Rachel68, Maybe you are trying too soon. I hate dummies but did try to use them when my two were babies to give myself an easier life. Neither of them got on with them so I gave up! Glad I did after hearing about other peoples problems! Why don't you wait until your daughter is nearer 2, then you might find it easier. You might even be able to bribe her with some banana cake by then!!

Paula1 · 04/04/2002 15:50

Yes, Rachael68 it will be fine. I waited until my son was ready to give up the dummies himself (at around 3.5yo)he gave them up really easily, we went out to the bin and threw them away together, and then went and bought a special present, he has never mentioned them since. I kind of think that if they give comfort then they can't be bad. Like you, I only gave them for sleep and very upset/overtired times. You'll be fine.

Rachael68 · 04/04/2002 16:04

Thanx so much for your messages Paula1 and sister. Makes me feel much better!

mollipops · 05/04/2002 07:14

I agree Racheal68, she's only a bub yet, give it more time...she will either decide on her own to give it up, or you will have to help her at age 2 or 3, but I wouldn't worry about it just yet, it's not worth stressing both you and your dd out over!

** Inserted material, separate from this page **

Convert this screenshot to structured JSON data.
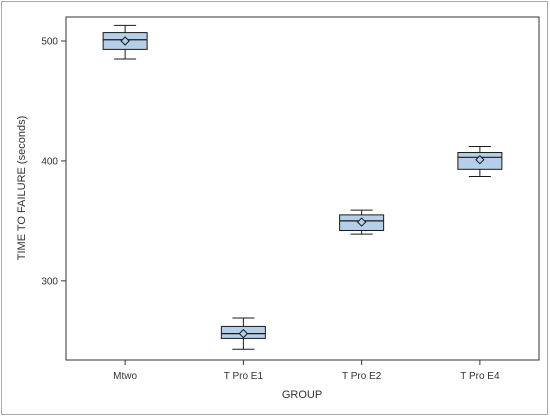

The best tactics I have heard for when they are older are hanging it on the Xmas tree on Xmas eve for Santa to give to another baby (when they are old enough to understand about Santa) or making a sneaky deal with a toy store that the child can choose any toy they like (this could be pricey so it depends how desperate you are I guess!) and they can "pay" for it with the dummy. Then obviously you pay for it properly once they are distracted! Both mine hated the dummy so I never used them, BUT I really wish my dd could pay for something with her thumb and give that habit away!